RAW gets nightmares over returning militants

India’s external spy agency, the Research and Analysis Wing (R&AW) is apprehensive about what they think is a new form of cross-border terrorism.
RAW gets nightmares over returning militants

India’s external spy agency, the  Research and Analysis Wing (R&AW) is apprehensive about what they think is a new form of cross-border terrorism. Former Kashmiri militants who had crossed the border to receive arms training in Pakistan are returning with their families—mostly of Pakistani origin—across the Nepal border. R&AW has red -flagged the entire process, stating that Pakistan’s ISI would use this opportunity to facilitate the entry of hardcore militants to disturb the peace in the region. The agency feels that the process of rehabilitating them may backfire in the long run, despite the fact that their return home more than two decades after crossing the fence during the height of insurgency in the 80s and early 90s has brought cheer in the Valley.
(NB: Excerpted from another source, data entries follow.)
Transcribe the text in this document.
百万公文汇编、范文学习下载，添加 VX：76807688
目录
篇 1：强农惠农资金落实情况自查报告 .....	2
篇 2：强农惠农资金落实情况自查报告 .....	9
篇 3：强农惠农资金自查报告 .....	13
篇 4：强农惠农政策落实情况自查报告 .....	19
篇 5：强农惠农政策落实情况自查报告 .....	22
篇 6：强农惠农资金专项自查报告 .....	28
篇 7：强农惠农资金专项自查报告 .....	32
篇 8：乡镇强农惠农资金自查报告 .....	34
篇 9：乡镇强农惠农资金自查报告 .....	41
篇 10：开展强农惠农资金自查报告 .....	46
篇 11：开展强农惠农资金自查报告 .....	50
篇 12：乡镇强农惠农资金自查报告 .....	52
The proposal ‘Return and Rehabilitation’ was notified by the Union Ministry of Home Affairs on November 23, 2010. According to the Jammu and Kashmir government, the policy is aimed at Kashmiri militants who had slipped across to Pakistan and have now given up arms and are willing to return to the country.

Since then, the state and the Centre, through a joint effort with Pakistan, have been facilitating the return of the former militants stranded in Pakistan-Occupied Kashmir (PoK). Though the response to this scheme has been overwhelming, intelligence agencies are cautious over the hidden agenda of PoK’s  terror groups.

Major General (Retd) GD Bakshi who spent more than a decade fighting terrorists in the Valley said the process reminds him of a sinister ISI plan that was executed in the 1970s to repatriate terrorists to India, who played a key role in fuelling the 1989 insurgency.